Felony Conviction Hasn’t Changed Former CISO’s View Of Cybersecurity Profession

January 2, 2024

Felony Conviction Hasn’t Changed Former CISO’s View Of Cybersecurity Profession

In an interview with TechCrunch, former Uber chief information security officer Joe Sullivan talks about the effect that being found guilty of obstructing an official proceeding and failure to report a felony had on him and his profession.

A jury found Sullivan guilty of concealing a 2016 data breach at Uber that affected 50 million riders and drivers. He was sentenced to three years probation.

Sullivan noted that he kept legal and PR in the loop when the decisions that led to the guilty verdict were made.

“We thought we were going to win the trial,” he says. “We barely put on a defense because my lawyers were like, ‘We don’t need to.’”

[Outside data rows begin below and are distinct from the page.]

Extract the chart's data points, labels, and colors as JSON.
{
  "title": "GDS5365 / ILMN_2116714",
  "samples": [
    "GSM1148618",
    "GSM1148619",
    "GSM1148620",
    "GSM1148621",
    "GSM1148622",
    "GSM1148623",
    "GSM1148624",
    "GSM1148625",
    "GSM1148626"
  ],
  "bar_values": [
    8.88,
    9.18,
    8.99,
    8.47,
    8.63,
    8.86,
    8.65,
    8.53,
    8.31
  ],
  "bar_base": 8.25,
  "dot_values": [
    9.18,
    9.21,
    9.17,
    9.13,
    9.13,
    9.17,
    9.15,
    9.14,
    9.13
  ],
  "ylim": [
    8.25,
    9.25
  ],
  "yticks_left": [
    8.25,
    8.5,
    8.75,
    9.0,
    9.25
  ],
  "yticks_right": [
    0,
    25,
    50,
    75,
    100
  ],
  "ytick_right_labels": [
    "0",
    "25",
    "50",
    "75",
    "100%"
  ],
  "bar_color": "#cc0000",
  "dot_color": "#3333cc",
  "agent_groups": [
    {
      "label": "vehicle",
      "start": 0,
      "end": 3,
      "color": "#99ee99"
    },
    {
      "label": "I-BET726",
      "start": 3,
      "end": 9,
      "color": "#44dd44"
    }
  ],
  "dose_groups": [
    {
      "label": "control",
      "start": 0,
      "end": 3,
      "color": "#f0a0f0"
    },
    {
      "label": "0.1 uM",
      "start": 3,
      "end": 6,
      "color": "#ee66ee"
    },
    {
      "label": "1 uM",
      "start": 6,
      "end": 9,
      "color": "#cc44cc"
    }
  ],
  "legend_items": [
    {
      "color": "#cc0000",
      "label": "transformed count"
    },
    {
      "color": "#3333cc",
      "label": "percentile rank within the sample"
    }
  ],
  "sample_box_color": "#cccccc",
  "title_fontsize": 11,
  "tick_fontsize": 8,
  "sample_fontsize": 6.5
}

Uber paid the hackers $100,000 to not release any stolen data and keep the attack quiet. Sullivan and his security team routed the payment through the company’s bug bounty program. The hack wasn’t publicly disclosed until 2017.

The verdict centered around Uber’s decision not to report the breach to the FTC. The company was mandated to report all breaches after an earlier 2014 hack of its systems exposed the names and driver’s license numbers of 50,000 people.

Before taking the Uber job, Sullivan was a DOJ prosecutor. He specialized in hacking and IP issues and worked on the prosecution of a hacker who breached NASA’s Jet Propulsion Laboratory, the first prosecution under the Digital Millennium Copyright Act.

In Sullivan’s opinion, a public-private sector collaboration, along with strong regulation, is the only way to fix the “broken” cybersecurity industry.

He says his decision to speak out was made because the fear his case engendered in the cybersecurity community has lasted long beyond his conviction.

“What I tell the security executives right now is that they shouldn’t run away from the job. They should run towards it,” he says.